Depois de mais de um ano de cortes agressivos nos orçamentos dos governos europeus, uma desaceleração econômica do continente está confrontando governantes de Madri a Frankfurt com uma desconfortável pergunta: Será que eles se preocuparam com o problema errado? Será?
Pena que não houvesse nenhum economista renomado alertando que a obsessão com os déficits de curto prazo era um erro terrível, e que a austeridade acabaria prejudicando as esperanças de uma recuperação. Ei, espere um minuto!
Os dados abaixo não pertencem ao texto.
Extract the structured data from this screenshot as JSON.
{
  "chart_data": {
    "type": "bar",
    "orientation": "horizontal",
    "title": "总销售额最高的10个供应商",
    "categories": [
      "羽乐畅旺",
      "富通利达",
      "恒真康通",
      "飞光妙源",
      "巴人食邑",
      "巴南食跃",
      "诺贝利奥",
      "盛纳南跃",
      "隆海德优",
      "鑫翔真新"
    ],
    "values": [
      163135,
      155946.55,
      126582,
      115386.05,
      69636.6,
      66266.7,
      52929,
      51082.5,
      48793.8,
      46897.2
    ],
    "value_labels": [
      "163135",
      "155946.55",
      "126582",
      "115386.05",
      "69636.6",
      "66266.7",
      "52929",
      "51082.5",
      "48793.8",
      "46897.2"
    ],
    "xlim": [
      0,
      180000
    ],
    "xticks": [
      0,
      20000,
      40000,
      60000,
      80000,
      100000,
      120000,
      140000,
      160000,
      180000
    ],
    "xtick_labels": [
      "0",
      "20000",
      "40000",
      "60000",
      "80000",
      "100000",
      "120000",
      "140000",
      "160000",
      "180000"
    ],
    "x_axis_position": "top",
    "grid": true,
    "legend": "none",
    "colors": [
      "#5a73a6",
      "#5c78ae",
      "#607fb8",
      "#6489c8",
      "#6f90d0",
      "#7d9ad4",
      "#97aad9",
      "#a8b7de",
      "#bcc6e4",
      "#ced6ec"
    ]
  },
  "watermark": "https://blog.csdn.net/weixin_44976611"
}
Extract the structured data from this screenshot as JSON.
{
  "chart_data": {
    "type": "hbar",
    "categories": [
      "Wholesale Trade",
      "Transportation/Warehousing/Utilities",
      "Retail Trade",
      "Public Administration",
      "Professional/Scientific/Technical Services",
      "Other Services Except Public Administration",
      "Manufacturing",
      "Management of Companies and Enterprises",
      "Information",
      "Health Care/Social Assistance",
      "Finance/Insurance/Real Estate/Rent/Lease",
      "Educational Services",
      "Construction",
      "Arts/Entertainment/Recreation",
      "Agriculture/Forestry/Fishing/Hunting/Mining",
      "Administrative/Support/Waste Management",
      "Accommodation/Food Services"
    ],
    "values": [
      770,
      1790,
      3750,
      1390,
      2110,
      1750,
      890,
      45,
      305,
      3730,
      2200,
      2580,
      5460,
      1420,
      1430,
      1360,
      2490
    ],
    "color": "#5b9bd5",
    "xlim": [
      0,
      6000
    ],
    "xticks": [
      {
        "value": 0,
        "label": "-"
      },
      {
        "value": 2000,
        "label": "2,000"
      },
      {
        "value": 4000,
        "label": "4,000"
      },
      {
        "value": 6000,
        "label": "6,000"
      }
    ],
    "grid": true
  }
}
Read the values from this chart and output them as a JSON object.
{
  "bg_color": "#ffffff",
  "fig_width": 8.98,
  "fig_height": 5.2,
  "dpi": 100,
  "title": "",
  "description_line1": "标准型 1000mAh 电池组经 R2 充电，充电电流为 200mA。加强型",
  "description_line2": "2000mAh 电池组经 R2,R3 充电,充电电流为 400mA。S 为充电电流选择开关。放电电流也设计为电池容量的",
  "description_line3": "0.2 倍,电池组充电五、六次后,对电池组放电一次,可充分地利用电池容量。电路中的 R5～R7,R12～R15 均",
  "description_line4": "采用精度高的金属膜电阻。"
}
O pior é que aqueles de nós que soaram o alerta diante de tudo isso – não com base em alguma doutrina pouco ortodoxa, e sim nos fundamentos mais básicos do manual de macroeconomia – não foram tão contestados quanto simplesmente ignorados. De alguma maneira, aqueles que detêm o verdadeiro poder foram convencidos de que a austeridade não era apenas uma opção, mas a única opção, e que quem quer que discordasse disto – mesmo pessoas como eu e Joe Stiglitz, cujas credenciais são difíceis de ignorar – simplesmente não fazia parte do debate sério.
Não terminei de organizar minhas ideias em relação ao motivo pelo qual isto ocorreu. Mas, sejam quais forem as razões, estamos agora colhendo as consequências de uma desastrosa distração dos governantes, que se ocuparam de combater fantasmas enquanto os verdadeiros problemas se agravavam.